I kept my eyes off my GPS for most of the race, just running by feel. But in the final 10K or so, I started watching a bit. Knowing a PR was close helped me push through the pain at the end.

So how'd I compare to the rest of the field? WELL...

I placed 118/251 overall (small race!), 35/113 F, 4/23 F 40-44 - that's FOURTH PLACE in my division!!! WOOHOO!!!! And here's a new category for me: 14/64 F Masters. HA! :)
The Verdict:
I did not love this race. The weather caused me to miss the promised pretty parts of the course, and the rest kinda sucked. While the cool rain was an unexpected bummer, I think I definitely ran stronger than if it had been hot and sunny. It was disappointing to run another stormy race, but I really do my best in cool conditions. 

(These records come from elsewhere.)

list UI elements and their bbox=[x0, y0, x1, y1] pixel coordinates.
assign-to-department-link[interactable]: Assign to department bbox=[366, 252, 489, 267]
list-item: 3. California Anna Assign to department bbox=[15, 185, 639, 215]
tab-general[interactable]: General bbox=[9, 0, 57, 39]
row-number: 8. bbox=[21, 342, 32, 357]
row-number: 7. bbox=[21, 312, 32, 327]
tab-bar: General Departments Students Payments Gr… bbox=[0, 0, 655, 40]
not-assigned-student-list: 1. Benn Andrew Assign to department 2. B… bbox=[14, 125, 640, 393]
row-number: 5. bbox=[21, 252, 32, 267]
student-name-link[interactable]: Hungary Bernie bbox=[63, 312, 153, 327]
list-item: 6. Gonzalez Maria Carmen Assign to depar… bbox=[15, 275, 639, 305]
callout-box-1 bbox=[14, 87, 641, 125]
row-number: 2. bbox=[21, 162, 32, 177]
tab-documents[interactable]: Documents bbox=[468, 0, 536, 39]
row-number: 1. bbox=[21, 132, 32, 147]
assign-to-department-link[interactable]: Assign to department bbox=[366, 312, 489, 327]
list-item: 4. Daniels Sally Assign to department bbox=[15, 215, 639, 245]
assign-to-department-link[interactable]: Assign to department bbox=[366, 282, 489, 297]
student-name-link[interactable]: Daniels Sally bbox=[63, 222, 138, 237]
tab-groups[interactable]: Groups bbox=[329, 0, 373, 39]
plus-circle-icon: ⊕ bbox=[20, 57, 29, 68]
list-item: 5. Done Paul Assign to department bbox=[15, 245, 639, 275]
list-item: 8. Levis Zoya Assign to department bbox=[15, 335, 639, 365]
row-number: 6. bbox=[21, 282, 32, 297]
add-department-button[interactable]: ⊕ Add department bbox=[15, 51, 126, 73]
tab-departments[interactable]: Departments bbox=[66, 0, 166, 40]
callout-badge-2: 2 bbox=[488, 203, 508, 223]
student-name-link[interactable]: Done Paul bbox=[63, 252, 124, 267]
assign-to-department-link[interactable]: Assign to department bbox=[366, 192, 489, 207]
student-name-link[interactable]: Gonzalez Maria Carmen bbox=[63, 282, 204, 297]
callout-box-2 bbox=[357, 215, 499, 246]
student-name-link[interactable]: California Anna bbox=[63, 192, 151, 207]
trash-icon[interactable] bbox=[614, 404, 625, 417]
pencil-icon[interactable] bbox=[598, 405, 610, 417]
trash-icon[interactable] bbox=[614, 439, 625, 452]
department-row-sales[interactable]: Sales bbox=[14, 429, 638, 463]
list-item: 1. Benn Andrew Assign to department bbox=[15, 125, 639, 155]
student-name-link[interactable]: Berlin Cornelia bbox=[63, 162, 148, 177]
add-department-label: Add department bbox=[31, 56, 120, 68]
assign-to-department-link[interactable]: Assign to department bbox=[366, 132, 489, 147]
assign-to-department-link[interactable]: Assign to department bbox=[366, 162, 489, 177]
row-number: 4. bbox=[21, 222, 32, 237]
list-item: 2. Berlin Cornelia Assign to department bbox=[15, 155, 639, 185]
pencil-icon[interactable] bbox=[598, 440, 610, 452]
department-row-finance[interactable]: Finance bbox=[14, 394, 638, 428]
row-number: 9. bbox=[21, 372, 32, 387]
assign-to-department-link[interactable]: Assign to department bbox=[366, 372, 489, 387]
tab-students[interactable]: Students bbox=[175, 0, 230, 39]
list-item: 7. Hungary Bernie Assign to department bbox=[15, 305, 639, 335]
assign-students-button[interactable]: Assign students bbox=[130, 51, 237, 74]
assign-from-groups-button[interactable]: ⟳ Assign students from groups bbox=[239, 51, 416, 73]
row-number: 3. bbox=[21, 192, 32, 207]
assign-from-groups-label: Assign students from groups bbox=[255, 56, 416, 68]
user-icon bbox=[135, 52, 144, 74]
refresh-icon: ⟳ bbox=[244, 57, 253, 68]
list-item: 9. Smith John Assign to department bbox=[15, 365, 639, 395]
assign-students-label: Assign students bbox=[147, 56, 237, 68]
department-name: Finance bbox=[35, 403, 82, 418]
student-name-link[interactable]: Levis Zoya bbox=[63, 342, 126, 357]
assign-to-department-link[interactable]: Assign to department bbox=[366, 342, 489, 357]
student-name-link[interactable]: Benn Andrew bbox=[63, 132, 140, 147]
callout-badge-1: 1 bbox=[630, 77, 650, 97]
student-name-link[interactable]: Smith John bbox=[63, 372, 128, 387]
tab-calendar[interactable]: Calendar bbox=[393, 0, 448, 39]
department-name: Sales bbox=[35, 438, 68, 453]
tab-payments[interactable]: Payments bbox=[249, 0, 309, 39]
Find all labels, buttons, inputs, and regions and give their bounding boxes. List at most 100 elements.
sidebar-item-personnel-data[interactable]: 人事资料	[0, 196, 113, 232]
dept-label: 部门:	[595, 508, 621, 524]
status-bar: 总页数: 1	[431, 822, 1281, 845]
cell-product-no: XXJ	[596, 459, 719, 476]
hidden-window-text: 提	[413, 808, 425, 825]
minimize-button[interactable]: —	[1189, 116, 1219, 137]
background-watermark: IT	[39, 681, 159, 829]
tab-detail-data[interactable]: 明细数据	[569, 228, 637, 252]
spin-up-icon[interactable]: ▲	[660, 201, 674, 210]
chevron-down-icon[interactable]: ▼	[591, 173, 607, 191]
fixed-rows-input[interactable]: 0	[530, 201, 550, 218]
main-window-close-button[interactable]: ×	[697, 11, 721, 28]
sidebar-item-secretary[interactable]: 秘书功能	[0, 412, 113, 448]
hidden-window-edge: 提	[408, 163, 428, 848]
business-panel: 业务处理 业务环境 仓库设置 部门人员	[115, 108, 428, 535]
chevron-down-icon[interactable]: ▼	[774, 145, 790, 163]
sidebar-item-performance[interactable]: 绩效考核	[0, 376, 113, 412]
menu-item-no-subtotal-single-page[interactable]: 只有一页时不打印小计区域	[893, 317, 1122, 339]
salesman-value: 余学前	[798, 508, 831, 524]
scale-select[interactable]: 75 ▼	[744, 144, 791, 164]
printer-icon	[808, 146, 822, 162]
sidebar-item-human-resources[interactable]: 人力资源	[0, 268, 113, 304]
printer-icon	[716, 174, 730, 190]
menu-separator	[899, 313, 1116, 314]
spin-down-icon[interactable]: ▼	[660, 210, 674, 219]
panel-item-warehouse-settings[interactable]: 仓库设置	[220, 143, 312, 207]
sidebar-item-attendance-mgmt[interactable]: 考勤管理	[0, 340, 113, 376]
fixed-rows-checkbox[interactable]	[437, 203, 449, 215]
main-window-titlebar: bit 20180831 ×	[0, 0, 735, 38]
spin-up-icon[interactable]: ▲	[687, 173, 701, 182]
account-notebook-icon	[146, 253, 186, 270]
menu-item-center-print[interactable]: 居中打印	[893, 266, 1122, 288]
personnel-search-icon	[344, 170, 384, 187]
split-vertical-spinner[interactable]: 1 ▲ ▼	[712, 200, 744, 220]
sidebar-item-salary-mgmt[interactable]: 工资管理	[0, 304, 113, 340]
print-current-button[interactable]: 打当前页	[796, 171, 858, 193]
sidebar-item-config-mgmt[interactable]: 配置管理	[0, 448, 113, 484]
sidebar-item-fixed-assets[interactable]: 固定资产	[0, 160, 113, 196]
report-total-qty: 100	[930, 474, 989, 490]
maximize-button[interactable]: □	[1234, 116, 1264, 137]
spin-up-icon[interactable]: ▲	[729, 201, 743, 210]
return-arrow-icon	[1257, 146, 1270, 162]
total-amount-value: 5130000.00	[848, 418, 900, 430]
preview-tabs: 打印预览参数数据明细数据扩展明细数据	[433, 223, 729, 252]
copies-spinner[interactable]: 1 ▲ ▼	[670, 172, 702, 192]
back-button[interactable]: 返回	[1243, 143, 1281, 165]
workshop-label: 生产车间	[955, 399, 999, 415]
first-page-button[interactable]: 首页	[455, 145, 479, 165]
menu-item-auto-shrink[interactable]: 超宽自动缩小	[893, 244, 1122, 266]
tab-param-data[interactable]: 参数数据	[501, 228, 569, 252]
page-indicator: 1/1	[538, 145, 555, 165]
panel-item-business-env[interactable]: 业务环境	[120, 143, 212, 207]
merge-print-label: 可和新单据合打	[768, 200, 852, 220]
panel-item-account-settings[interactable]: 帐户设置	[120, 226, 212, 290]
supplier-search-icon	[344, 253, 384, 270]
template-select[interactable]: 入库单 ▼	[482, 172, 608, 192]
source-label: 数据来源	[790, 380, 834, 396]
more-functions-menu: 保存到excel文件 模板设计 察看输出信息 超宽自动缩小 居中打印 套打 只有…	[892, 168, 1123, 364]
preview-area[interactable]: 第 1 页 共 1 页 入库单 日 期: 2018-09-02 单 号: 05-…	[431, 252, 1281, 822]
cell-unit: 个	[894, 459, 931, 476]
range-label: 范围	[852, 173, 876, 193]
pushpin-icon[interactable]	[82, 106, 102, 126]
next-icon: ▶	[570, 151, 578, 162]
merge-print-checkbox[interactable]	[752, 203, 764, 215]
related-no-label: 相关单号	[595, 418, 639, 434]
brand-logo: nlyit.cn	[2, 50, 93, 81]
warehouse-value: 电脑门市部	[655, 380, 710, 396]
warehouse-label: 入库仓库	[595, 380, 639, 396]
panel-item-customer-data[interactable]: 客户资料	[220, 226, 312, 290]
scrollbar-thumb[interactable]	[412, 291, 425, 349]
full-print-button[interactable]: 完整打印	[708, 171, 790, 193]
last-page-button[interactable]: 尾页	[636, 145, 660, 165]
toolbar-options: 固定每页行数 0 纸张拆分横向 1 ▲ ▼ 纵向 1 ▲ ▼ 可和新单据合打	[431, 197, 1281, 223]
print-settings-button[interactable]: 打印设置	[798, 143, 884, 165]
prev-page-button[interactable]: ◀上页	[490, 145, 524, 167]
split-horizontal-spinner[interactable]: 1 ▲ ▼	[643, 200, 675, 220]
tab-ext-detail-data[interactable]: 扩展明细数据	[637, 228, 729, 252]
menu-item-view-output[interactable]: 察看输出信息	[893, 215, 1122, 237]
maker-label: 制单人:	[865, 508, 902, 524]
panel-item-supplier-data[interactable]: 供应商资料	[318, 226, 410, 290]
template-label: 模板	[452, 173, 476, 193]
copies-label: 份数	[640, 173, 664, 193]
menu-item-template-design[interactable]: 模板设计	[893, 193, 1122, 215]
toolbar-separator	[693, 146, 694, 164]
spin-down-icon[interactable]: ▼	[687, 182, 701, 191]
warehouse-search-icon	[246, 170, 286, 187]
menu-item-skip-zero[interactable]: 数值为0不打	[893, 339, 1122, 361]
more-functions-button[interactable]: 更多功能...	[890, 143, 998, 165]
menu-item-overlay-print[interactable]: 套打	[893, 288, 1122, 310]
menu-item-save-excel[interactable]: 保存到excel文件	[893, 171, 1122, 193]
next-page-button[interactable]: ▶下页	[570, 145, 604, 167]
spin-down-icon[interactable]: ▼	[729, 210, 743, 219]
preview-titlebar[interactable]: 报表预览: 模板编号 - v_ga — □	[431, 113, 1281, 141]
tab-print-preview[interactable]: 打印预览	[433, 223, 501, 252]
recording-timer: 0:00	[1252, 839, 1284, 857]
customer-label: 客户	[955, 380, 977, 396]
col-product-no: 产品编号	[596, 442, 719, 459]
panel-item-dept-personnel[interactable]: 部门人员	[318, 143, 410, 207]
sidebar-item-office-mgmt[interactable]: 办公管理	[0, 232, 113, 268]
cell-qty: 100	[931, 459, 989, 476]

The race was very well organized, and the volunteers were amazing - some of the best I've ever experienced. All aid stations were well stocked with aid and helpful, cheery people - except the station at mile 24, where most of the teens were hiding inside a school bus. I think they'd had enough of the rain. But the XC team at mile 13 was especially encouraging when I was struggling. I think they were singing :) The logistics were excellent, from the expo to the shuttles to the start and finish. Very impressive.

As for my performance, I am thrilled with my results! I trained hard through challenging winter conditions, and seeing that work pay off - physically and mentally - is incredibly satisfying. I'm especially happy considering the course was much more difficult than I was expecting. I definitely feel accomplished!
A huge thanks to my family for giving me this wonderful birthday gift and, as always, for supporting me through my training and preparation.